Italy To Pay Nigerians, Others €700 To Stay In Its Villages
The town of Caltanissetta in Sicily, Italy, have opened the doors of its vacant homes to asylum seekers, who have crossed the Mediterranean from Libya.
In another region in the south of Italy called Molise, new comers including Nigerian migrants will be given €700 to stay in one of its villages for three months, according to The GuardianUK.
These persons are, however, mandated to open a business and the population of each village is to be kept under 2,000.
“We wanted to do more; we wanted people to invest here.
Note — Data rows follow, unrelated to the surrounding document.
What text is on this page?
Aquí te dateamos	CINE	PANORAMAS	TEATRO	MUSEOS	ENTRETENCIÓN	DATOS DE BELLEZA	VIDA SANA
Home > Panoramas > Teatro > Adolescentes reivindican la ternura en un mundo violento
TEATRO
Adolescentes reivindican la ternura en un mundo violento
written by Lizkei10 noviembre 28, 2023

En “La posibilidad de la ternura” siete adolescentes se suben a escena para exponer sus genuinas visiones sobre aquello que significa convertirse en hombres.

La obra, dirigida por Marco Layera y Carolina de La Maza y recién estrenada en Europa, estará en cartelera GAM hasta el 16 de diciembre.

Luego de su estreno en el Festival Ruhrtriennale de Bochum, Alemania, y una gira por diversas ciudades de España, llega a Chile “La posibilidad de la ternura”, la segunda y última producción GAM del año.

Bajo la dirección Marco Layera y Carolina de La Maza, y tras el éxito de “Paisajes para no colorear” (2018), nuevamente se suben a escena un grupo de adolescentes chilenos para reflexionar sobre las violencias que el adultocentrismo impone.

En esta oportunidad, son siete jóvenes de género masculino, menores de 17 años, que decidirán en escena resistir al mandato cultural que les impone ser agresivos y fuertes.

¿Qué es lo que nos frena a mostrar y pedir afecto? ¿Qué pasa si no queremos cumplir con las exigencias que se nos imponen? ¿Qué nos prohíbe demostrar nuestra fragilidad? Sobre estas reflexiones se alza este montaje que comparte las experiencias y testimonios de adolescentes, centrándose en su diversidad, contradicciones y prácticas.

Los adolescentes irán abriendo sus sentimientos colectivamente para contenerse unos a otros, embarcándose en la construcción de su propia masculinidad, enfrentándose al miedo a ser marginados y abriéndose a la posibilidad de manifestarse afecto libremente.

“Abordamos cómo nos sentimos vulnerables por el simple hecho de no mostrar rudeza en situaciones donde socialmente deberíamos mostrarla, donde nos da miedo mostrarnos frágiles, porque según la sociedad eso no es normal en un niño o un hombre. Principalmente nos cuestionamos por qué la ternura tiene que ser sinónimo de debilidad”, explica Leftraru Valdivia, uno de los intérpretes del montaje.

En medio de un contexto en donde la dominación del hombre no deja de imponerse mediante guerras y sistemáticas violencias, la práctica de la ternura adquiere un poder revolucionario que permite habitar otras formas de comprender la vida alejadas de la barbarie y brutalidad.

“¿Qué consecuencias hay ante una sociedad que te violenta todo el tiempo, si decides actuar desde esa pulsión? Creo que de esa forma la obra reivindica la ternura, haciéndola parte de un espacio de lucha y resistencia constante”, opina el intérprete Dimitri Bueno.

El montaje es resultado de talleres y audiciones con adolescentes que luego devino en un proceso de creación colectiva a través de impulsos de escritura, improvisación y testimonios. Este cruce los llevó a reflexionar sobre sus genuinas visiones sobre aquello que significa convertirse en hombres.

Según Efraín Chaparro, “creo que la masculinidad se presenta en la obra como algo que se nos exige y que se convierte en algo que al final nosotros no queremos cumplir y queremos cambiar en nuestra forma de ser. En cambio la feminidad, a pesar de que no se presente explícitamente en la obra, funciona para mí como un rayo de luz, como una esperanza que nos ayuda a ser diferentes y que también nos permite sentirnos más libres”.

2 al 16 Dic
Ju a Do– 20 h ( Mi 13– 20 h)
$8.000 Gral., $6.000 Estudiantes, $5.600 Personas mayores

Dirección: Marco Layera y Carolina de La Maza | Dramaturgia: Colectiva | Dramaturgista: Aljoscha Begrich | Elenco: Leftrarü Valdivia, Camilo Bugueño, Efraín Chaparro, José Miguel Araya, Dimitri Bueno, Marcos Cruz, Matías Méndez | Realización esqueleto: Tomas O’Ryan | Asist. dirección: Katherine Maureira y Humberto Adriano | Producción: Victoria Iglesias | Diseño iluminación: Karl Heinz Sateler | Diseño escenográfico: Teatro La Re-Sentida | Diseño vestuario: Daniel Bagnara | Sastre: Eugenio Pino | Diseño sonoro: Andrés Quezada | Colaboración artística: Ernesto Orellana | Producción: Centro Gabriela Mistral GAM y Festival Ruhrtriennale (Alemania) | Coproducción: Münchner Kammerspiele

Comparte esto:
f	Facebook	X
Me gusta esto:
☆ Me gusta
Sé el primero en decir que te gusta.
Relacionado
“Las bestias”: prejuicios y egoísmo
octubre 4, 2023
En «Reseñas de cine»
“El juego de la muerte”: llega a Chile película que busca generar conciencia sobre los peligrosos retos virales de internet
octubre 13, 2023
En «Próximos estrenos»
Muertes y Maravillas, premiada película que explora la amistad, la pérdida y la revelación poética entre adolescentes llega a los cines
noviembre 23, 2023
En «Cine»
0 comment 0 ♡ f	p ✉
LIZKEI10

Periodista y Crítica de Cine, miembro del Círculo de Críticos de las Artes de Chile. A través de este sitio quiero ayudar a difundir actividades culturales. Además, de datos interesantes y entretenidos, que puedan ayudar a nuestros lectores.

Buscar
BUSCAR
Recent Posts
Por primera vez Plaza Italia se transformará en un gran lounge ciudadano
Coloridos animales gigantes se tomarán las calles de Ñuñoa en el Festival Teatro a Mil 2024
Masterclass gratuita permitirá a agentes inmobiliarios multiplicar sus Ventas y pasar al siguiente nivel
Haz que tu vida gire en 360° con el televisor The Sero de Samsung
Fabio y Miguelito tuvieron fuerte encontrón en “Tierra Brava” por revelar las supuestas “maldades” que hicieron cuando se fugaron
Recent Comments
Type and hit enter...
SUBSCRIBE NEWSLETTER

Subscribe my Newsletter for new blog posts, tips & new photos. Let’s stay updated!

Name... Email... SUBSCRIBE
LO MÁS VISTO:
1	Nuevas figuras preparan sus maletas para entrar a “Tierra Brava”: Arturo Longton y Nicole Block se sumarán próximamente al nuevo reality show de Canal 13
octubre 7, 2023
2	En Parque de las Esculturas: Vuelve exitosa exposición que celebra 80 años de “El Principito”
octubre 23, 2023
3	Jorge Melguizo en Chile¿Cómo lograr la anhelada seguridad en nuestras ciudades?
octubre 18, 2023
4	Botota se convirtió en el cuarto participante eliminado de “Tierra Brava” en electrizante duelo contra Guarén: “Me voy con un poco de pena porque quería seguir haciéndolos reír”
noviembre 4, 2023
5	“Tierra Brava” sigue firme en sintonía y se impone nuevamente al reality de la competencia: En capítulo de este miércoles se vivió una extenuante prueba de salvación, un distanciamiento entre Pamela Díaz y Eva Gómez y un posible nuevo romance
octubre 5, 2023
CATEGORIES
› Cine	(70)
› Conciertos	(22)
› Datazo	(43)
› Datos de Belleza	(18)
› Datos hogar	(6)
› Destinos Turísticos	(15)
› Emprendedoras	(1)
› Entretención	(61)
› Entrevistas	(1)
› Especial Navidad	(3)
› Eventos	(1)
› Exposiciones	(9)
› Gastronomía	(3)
They can open any sort of activity: a bread shop, a stationery shop, a restaurant, anything.
“It’s a way to breathe life into our towns while also increasing the population.
“If we had offered funding, it would have been yet another charity gesture,” Donato Toma, President of Molise, said.
Toma said if a village can keep its population under 2,000, they will be given €10,000 per month to build infrastructure and hold cultural activities.
The International Organisation for Migration reports that in the second quarter of 2018, Nigerians made up 13 per cent of the migrant population in Italy, a spot it shared with fellow West African state, Guinea.
The offer by the President of Molise is appetising to Nigeria’s Igbo retailers and importers, who build dynasties as well as expand their footprint through informal apprenticeships.